Em entrevista a MONEY REPORT, Lyana Bittencourt, diretora executiva da consultoria empresarial que leva seu sobrenome, fala sobre a importância de as marcas desenvolverem um propósito para se tornarem relevantes aos consumidores.

Qual o futuro das lojas?

Eu acho que o varejo tem muitas oportunidades de se tornar um ponto de experiência e não mais um ponto de venda. Uma loja que só vende produtos tende ao fracasso porque temos acesso a esse mesmo produto por canais mais práticos, como o e-commerce.

Que tipo de experiências?

Os vendedores têm de atuar como curadores. O projeto arquitetônico também tem que ser atraente. Mas o importante é as marcas desenvolverem um conceito. Tudo parte a partir do conceito.
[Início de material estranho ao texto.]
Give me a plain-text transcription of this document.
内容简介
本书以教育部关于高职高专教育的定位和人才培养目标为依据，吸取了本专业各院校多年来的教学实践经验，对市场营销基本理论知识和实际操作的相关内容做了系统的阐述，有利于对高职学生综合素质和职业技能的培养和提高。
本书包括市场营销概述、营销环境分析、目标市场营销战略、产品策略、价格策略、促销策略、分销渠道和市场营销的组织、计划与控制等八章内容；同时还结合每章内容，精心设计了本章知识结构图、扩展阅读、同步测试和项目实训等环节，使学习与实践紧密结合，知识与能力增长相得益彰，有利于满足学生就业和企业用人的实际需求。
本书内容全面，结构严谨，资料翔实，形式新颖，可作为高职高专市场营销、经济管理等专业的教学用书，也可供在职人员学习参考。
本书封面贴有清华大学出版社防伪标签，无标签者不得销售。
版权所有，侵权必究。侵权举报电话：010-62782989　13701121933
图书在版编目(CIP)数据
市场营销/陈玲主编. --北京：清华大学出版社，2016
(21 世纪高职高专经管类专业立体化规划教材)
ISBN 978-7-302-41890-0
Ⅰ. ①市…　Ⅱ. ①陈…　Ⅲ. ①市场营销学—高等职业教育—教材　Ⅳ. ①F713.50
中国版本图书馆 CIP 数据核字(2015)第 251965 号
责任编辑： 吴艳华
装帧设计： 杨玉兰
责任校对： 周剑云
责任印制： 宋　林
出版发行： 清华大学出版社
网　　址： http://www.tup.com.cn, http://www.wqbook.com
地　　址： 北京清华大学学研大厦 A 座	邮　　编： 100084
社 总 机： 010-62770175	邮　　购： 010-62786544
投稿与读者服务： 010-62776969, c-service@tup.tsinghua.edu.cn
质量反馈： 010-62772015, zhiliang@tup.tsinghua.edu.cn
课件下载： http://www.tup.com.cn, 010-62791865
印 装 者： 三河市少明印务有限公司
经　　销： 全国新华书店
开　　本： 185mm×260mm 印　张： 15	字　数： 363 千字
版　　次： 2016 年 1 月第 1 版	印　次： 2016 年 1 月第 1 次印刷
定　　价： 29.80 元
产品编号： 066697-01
As marcas entenderam isso?

As melhores, sim. E talvez até por isso são consideradas as melhores. E essas marcas se sentem constantemente incomodadas com a qualidade e buscam sempre melhorar. Isso falando de conceito e de experiência. Mas, no geral, se você andar por um shopping, verá muitas lojas que precisam se adaptar a esses temas.

Há muitos empecilhos a isso?

Alguns. Por exemplo, na questão tributária. Um exemplo: devoluções e trocas em franquias. Se você comprou em uma loja de um franqueado terá dificuldades em trocar em outra loja, de outro franqueado, porque os CNPJs são diferentes. O cliente, que vê apenas as marcas, não se importa com isso e não entende.

Hoje se fala muito em propósito.

Sim. Marcas com alma, com propósito, se tornam relevantes aos olhos de funcionários, fornecedores e consumidores e vão sobreviver.